If you’re thinking of checking out the Smalls gig, one album that might offer a hint of what they’ll be up to is bassist Scott Petito’s 2018 release Rainbow Gravity – streaming at Bandcamp – which features Rachel Z along with a rotating cast of talent, mostly from the jazz world.
Petito tends to favor a a dry, blippy, slightly oscillating tone, plays with a lot of guitar voicings and has a flair for the cinematic. A lot of this material looks straight to about forty years ago. Case in point: the album’s opening track, Sly-Fi. which has an easygoing, period-perfect early 80s Crusaders soul/funk vibe. David Spinozza’s guitar flares in sync with Bob Mintzer’s tenor sax over David Sancious’ alternately light-fingered and atmospheric keys, with a cheery sax solo at the center.
That template sets the stage for much of the rest of the record.
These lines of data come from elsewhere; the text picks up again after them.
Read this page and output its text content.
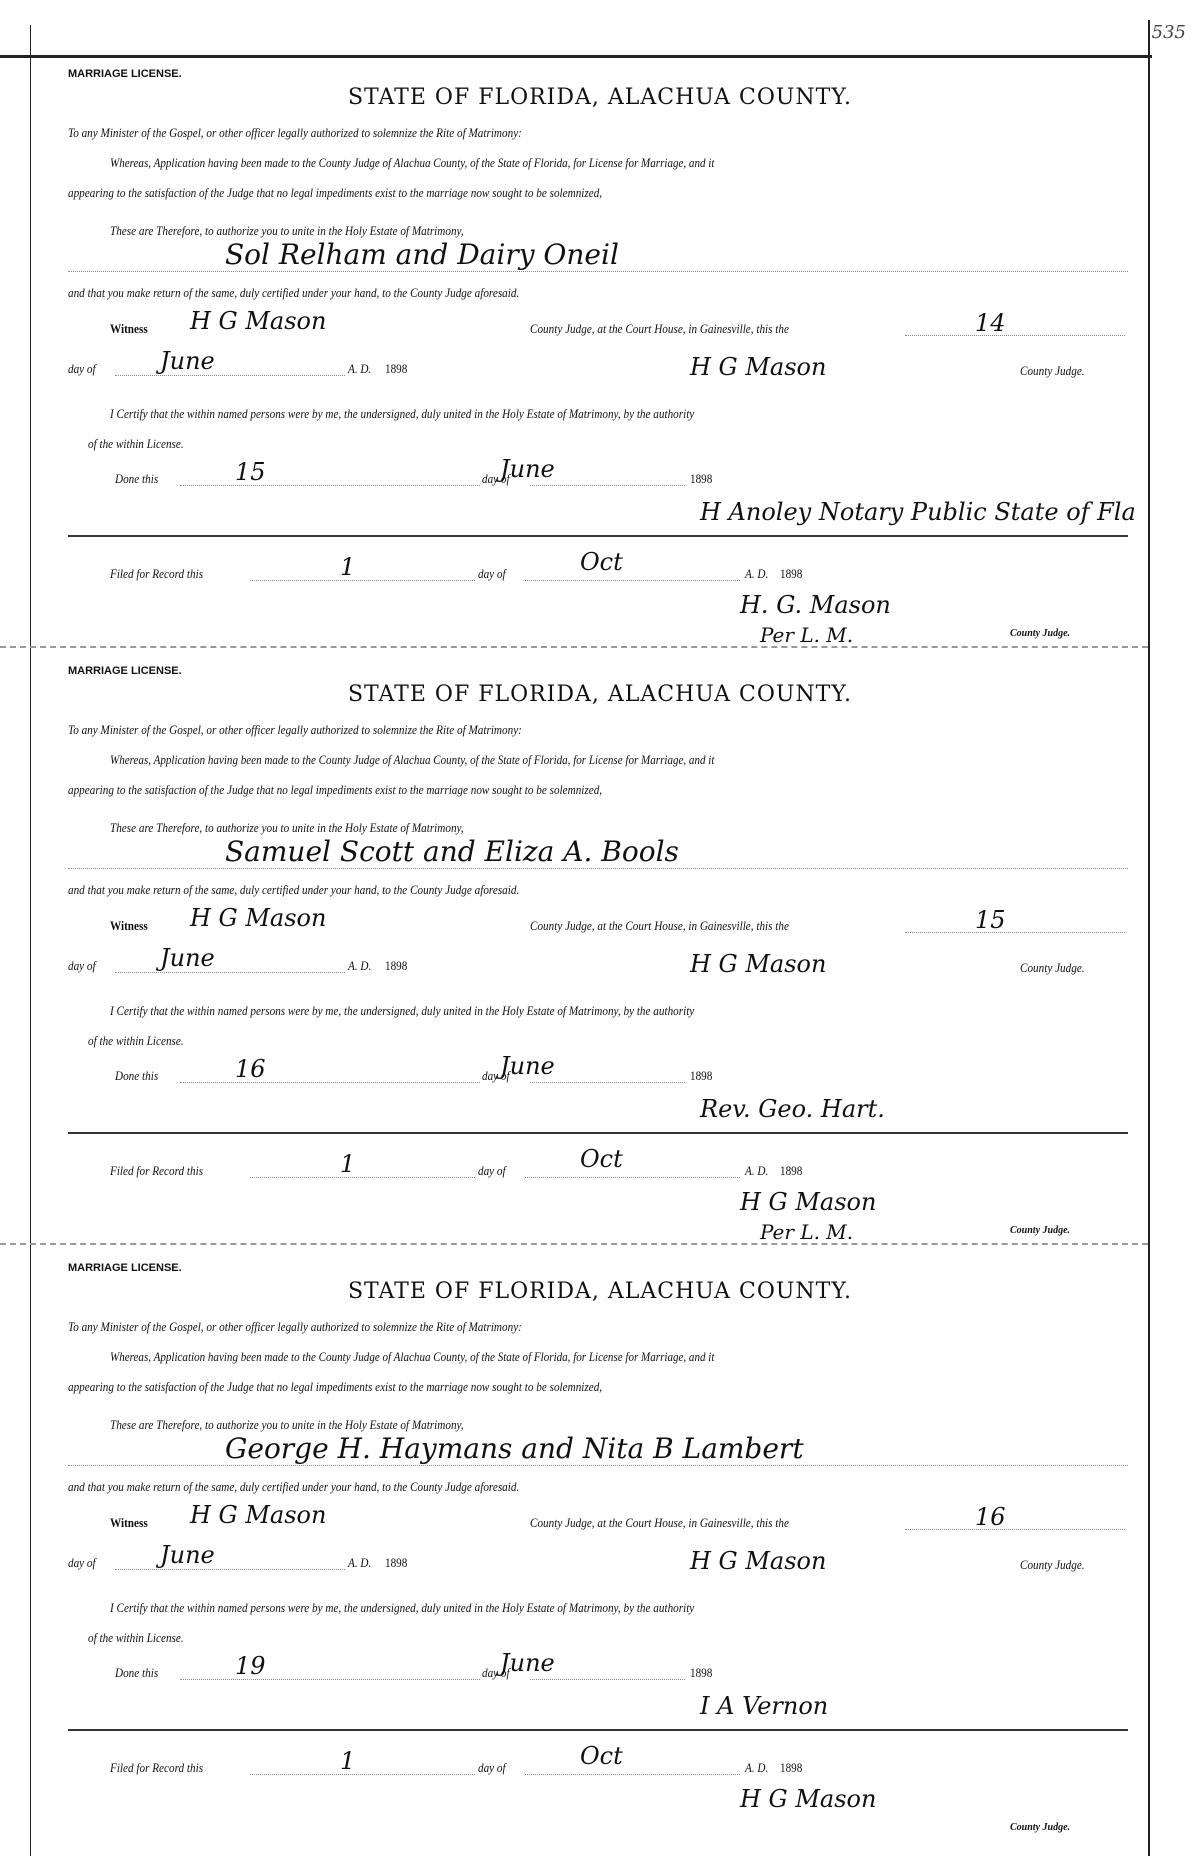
535
MARRIAGE LICENSE.
STATE OF FLORIDA, ALACHUA COUNTY.
To any Minister of the Gospel, or other officer legally authorized to solemnize the Rite of Matrimony:
Whereas, Application having been made to the County Judge of Alachua County, of the State of Florida, for License for Marriage, and it
appearing to the satisfaction of the Judge that no legal impediments exist to the marriage now sought to be solemnized,
These are Therefore, to authorize you to unite in the Holy Estate of Matrimony,
Sol Relham and Dairy Oneil
and that you make return of the same, duly certified under your hand, to the County Judge aforesaid.
Witness H G Mason	County Judge, at the Court House, in Gainesville, this the	14
day of	June	A. D. 1898	H G Mason	County Judge.
I Certify that the within named persons were by me, the undersigned, duly united in the Holy Estate of Matrimony, by the authority
of the within License.
Done this	15	day of
June	1898
H Anoley Notary Public State of Fla
Filed for Record this	1	day of	Oct	A. D. 1898
H. G. Mason
Per L. M.	County Judge.
MARRIAGE LICENSE.
STATE OF FLORIDA, ALACHUA COUNTY.
To any Minister of the Gospel, or other officer legally authorized to solemnize the Rite of Matrimony:
Whereas, Application having been made to the County Judge of Alachua County, of the State of Florida, for License for Marriage, and it
appearing to the satisfaction of the Judge that no legal impediments exist to the marriage now sought to be solemnized,
These are Therefore, to authorize you to unite in the Holy Estate of Matrimony,
Samuel Scott and Eliza A. Bools
and that you make return of the same, duly certified under your hand, to the County Judge aforesaid.
Witness H G Mason	County Judge, at the Court House, in Gainesville, this the	15
day of	June	A. D. 1898	H G Mason	County Judge.
I Certify that the within named persons were by me, the undersigned, duly united in the Holy Estate of Matrimony, by the authority
of the within License.
Done this	16	day of
June	1898
Rev. Geo. Hart.
Filed for Record this	1	day of	Oct	A. D. 1898
H G Mason
Per L. M.	County Judge.
MARRIAGE LICENSE.
STATE OF FLORIDA, ALACHUA COUNTY.
To any Minister of the Gospel, or other officer legally authorized to solemnize the Rite of Matrimony:
Whereas, Application having been made to the County Judge of Alachua County, of the State of Florida, for License for Marriage, and it
appearing to the satisfaction of the Judge that no legal impediments exist to the marriage now sought to be solemnized,
These are Therefore, to authorize you to unite in the Holy Estate of Matrimony,
George H. Haymans and Nita B Lambert
and that you make return of the same, duly certified under your hand, to the County Judge aforesaid.
Witness H G Mason	County Judge, at the Court House, in Gainesville, this the	16
day of	June	A. D. 1898	H G Mason	County Judge.
I Certify that the within named persons were by me, the undersigned, duly united in the Holy Estate of Matrimony, by the authority
of the within License.
Done this	19	day of
June	1898
I A Vernon
Filed for Record this	1	day of	Oct	A. D. 1898
H G Mason
County Judge.
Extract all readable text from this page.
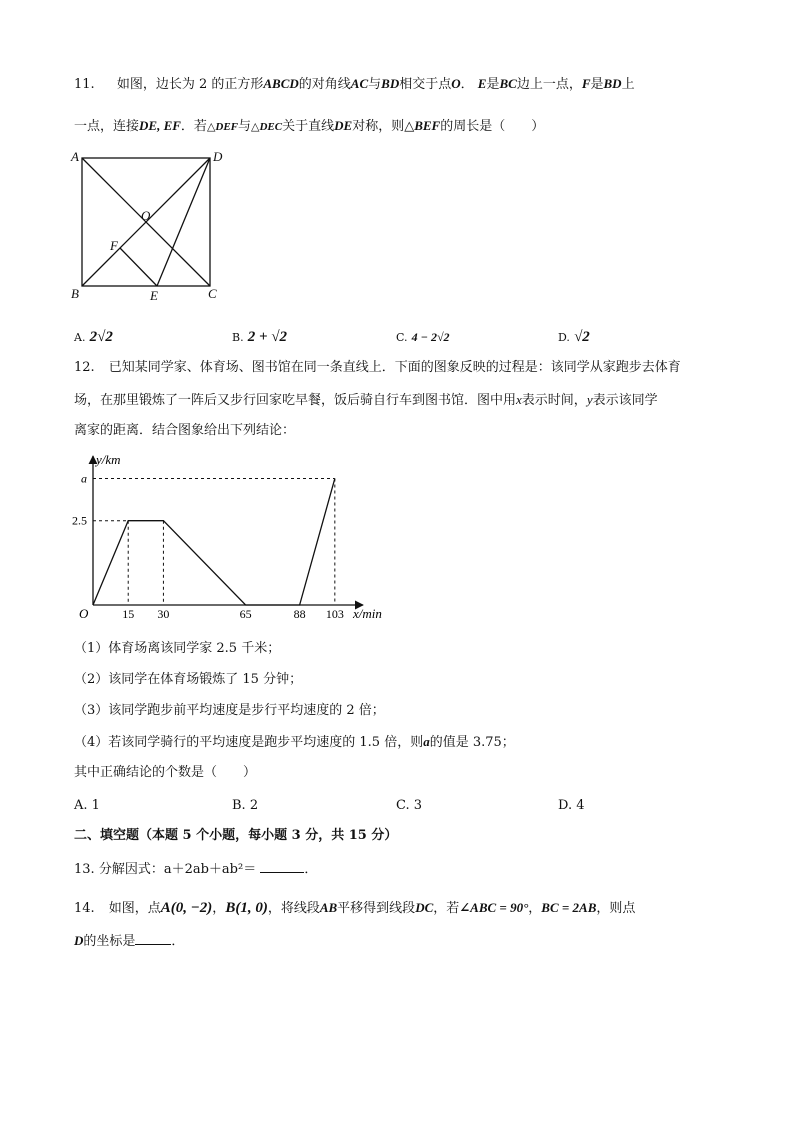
11. 如图，边长为 2 的正方形ABCD的对角线AC与BD相交于点O． E是BC边上一点，F是BD上
一点，连接DE, EF．若△DEF与△DEC关于直线DE对称，则△BEF的周长是（　　）
A	D
O
F
B	E	C
A. 2√2	B. 2 + √2	C. 4 − 2√2	D. √2
12. 已知某同学家、体育场、图书馆在同一条直线上．下面的图象反映的过程是：该同学从家跑步去体育
场，在那里锻炼了一阵后又步行回家吃早餐，饭后骑自行车到图书馆．图中用x表示时间，y表示该同学
离家的距离．结合图象给出下列结论：
y/km
x/min
O	15 30	65	88 103
2.5
a
（1）体育场离该同学家 2.5 千米；
（2）该同学在体育场锻炼了 15 分钟；
（3）该同学跑步前平均速度是步行平均速度的 2 倍；
（4）若该同学骑行的平均速度是跑步平均速度的 1.5 倍，则a的值是 3.75；
其中正确结论的个数是（　　）
A. 1	B. 2	C. 3	D. 4
二、填空题（本题 5 个小题，每小题 3 分，共 15 分）
13. 分解因式：a＋2ab＋ab²＝	．
14. 如图，点A(0, −2)，B(1, 0)，将线段AB平移得到线段DC，若∠ABC = 90°，BC = 2AB，则点
D的坐标是	．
On The Sequence of Events, Rachel Z adds welcome gravitas with her spare, thoughtfully incisive piano, as the bandleader takes a snappy solo way up the fretboard. Balsamic Reduction is an echoey Fender Rhodes soul song without words set to a straight-up clave beat, livened with• Mike Mainieri’s vibraphone and Spinozza’s chipper flamenco/blues solo. The group revisit a similar vibe – pun intended – a little later, in the album’s title track
The Sanguine Penguin is a brisk postbop swing jazz tune, Petito doubling the bright riffage from Mintzer and trumpeter Chris Pasin over Peter Erskine’s subtle drum accents, a cleverly leapfrogging piano solo at the center. Masika is both poignant and funny, Petito playing guitar lines through a flange and a sitar pedal over an otherwise unexpectedly brooding, west African tinged theme.
He and drummer Jack DeJohnette team up to build suspense in Dark Pools, an ominous soundscape. The group go back to a rather dark take on Hollywood Hills boudoir funk with Helicon, then work a pleasantly sleepy, twinkling groove in Lawns. Petito winds up the record with a gamelanesque duo with DeJohnette.
Fun fact: the album title is a concept from quantum physics which posits that the universe is more the result of a big drift rather than a big bang. The corollary is that its ever-increasing expanse may be more hospitable to life than we previously thought.